The committee wants for instance certain exemptions from DSA obligations for micro and small enterprises. The committee also stressed that online platforms should be prohibited from using deceiving or nudging techniques to influence users’ behaviours through “dark patterns” (tricks to make users do or buy things they did not intend to).
The full European parliament in will vote on the amended DSA proposal in the January session. The approved text will then become Parliament’s mandate for negotiations with EU governments, planned to start under the French presidency of the Council in the first semester of 2022.
The DSA will define responsibility and accountability rules for online platforms like social media and marketplaces. Very large online platforms will be subject to specific obligations due to the particular risks they pose in the dissemination of both illegal and harmful content.

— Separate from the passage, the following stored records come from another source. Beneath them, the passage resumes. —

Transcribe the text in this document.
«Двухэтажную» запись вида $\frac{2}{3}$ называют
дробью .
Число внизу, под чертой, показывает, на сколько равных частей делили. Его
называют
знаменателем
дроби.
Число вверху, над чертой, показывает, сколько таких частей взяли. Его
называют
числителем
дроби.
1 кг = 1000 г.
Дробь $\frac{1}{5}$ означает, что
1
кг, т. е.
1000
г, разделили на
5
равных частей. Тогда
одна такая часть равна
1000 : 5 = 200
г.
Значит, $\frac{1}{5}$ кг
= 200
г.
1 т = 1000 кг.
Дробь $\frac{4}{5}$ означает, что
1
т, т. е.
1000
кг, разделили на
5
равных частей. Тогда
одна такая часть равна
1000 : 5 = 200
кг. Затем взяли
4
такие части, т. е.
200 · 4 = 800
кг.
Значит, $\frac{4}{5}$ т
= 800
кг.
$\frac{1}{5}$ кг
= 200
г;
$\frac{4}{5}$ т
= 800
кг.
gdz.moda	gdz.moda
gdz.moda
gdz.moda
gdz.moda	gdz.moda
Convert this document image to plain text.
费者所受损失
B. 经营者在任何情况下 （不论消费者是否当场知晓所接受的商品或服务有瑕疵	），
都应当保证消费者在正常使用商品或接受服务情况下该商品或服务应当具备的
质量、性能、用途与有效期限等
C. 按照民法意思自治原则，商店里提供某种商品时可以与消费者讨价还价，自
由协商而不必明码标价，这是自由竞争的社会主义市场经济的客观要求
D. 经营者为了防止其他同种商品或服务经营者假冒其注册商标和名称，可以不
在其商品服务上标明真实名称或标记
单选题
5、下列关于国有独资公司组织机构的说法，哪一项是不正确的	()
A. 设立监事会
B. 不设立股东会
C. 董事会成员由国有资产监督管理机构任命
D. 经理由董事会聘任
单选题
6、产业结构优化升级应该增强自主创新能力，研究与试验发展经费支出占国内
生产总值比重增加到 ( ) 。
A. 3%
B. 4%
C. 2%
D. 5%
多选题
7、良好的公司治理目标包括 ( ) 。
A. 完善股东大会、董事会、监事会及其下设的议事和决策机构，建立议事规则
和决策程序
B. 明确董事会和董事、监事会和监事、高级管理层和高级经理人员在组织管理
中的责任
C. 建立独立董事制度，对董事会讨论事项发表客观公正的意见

The draft law aims to create a safer digital space in which users’ rights are protected, including through rules to tackle illegal goods, services or content online, enhance the accountability and transparency of algorithms, and deal with content moderation.
Including provisions on risk assessments, risk mitigation measures, independent audits and so-called “recommender systems” (algorithms that determine what users see) in the DSA are also meant to tackle harmful content (which might not be illegal) and the spread of disinformation.
The DSA is one of two proposals of the Digital Services Act package. The second proposal in the package is the Digital Markets Act.
The Digital Markets Act is a legislative proposal by the European Commission that intends to ensure a higher degree of competition in the European Digital Markets, by preventing large companies from abusing their market power and by allowing new players to enter the market.
The declared purpose of the DMA is to lay down harmonized rules, ensuring “contestable and fair markets in the digital sector across the Union where gatekeepers are present.”
Parliament Rapporteur Christel Schaldemose (S&D, DK) said: “We are now democratically reclaiming our online environment. The DSA is bringing EU tech regulation into the 21st century and it is about time.